Point dans le dos. Mon corps est bien près d'en avoir ras le bock des abus.



Entendu bardasser dans le couloir une partie de la nuit. Glissements de meubles et froissements de carton. M'est avis que mon délicat voisin déménageait à la cloche de bois. Pourvu que le prochain ne soit pas un autre mélomane.

9.1.03

Éric devait passer le vingt-cinq décembre vers quinze heures, tout de suite après s'être séché les cheveux. Il vient d'appeler pour annoncer qu'il arrive. Vais lui recommander de se faire couper les tifs.
Suis allé porter Fange et Furie à BL chez Triptyque. N'a guère semblé surpris de ma visite.
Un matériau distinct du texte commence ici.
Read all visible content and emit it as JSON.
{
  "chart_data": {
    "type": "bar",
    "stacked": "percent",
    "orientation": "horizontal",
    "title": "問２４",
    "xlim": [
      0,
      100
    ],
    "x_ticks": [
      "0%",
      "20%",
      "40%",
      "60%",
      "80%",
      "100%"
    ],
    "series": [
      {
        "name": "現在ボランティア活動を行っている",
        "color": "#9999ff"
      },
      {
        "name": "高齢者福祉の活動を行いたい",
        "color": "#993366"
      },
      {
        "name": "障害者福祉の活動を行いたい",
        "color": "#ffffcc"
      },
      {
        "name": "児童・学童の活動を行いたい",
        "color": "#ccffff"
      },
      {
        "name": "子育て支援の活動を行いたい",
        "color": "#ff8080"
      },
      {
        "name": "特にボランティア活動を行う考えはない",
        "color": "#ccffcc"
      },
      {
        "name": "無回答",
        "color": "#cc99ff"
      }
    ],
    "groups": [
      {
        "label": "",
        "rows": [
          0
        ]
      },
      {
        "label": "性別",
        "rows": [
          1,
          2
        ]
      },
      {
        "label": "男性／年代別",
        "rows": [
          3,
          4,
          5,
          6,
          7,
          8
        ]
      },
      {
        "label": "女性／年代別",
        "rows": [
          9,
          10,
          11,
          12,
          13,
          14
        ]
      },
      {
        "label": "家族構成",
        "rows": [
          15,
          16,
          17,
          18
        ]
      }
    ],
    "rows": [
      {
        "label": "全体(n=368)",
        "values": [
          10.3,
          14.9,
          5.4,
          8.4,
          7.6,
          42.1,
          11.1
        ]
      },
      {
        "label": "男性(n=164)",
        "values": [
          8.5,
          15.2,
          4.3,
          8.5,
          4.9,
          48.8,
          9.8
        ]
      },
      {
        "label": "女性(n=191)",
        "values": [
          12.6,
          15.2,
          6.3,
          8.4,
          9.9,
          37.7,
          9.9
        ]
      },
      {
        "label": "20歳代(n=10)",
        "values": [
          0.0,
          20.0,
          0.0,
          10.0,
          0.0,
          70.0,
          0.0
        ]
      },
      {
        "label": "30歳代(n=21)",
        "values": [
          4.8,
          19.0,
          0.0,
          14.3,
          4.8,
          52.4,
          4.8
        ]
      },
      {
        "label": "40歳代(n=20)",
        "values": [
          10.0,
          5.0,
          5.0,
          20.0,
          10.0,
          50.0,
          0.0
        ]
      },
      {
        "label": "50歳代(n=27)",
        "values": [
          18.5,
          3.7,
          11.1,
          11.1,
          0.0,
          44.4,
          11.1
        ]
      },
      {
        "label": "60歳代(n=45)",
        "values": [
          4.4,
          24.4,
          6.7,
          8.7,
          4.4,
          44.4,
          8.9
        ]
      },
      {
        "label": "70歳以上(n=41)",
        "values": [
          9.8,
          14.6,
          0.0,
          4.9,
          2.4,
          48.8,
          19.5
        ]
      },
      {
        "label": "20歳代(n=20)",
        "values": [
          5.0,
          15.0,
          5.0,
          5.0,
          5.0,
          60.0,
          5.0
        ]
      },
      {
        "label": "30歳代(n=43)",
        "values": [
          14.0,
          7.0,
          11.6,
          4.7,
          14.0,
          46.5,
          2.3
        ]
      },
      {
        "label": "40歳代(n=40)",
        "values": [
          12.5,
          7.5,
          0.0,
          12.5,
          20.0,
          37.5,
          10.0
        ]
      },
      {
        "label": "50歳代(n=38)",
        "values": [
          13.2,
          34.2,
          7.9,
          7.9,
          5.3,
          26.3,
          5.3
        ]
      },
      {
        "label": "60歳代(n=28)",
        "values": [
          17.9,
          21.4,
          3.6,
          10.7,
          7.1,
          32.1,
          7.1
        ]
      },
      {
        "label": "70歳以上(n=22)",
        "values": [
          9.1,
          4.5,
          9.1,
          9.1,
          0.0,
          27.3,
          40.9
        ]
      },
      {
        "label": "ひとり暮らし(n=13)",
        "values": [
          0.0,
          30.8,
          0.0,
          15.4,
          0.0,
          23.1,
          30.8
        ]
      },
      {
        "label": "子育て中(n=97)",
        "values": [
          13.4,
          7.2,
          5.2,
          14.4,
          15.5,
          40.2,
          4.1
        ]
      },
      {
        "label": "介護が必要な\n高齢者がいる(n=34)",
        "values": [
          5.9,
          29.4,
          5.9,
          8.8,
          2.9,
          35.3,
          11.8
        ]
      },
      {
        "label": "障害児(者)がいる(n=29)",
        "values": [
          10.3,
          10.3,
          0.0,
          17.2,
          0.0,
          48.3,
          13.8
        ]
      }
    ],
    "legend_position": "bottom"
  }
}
Lit le Journal. «Comme ça, il ne s'est pas passé grand-chose hier?»



Il faudrait vraiment pouvoir tout dire.
Justine a mis dimanche la dernière main à son manuscrit, dont la parution est prévue pour la Saint-Valentin. Pas étonnant qu'elle se soit faite si rare ces derniers temps. Elle était ligotée à son ordinateur. Guère excitant, comme position, contrairement à ce qu'on serait tenté d'imaginer.
Hans Blix, le chef des inspecteurs en désarmement de L'ONU, affirme qu'ils n'ont rien trouvé en Irak. On entend une mouche voler, ou serait-ce un bombardier furtif?
Je ne sais pas qui étaient ces gens qui remplissaient l'aréna hier pour le show des Stones à 350$ le billet. Aucun de mes amis, en tous cas. Excepté Sébastien Plante, le chanteur des Respectables, mais il était sur scène en ouverture et, je présume, payé pour le faire, même si je soupçonne qu'il a probablement plutôt promis un rein et la moitié de sa rate afin de décrocher cette chance. Ne m'assurait-il pas que le nom même du groupe vient de ce qu'on appelait ainsi les Courtisanes du XVIIIe?



K n'a rien bu hier, et je ne suis pas sûr que ça lui fasse. Quand on mange des fèves, on évite de dormir sous le même toit tant que nos tripes sont le théâtre de luttes intestines, aussi est-il rentré chez lui. Je lui avais mis des tomates et des poires dans un sac de plastique, or il est reparti avec mes ordures ménagères.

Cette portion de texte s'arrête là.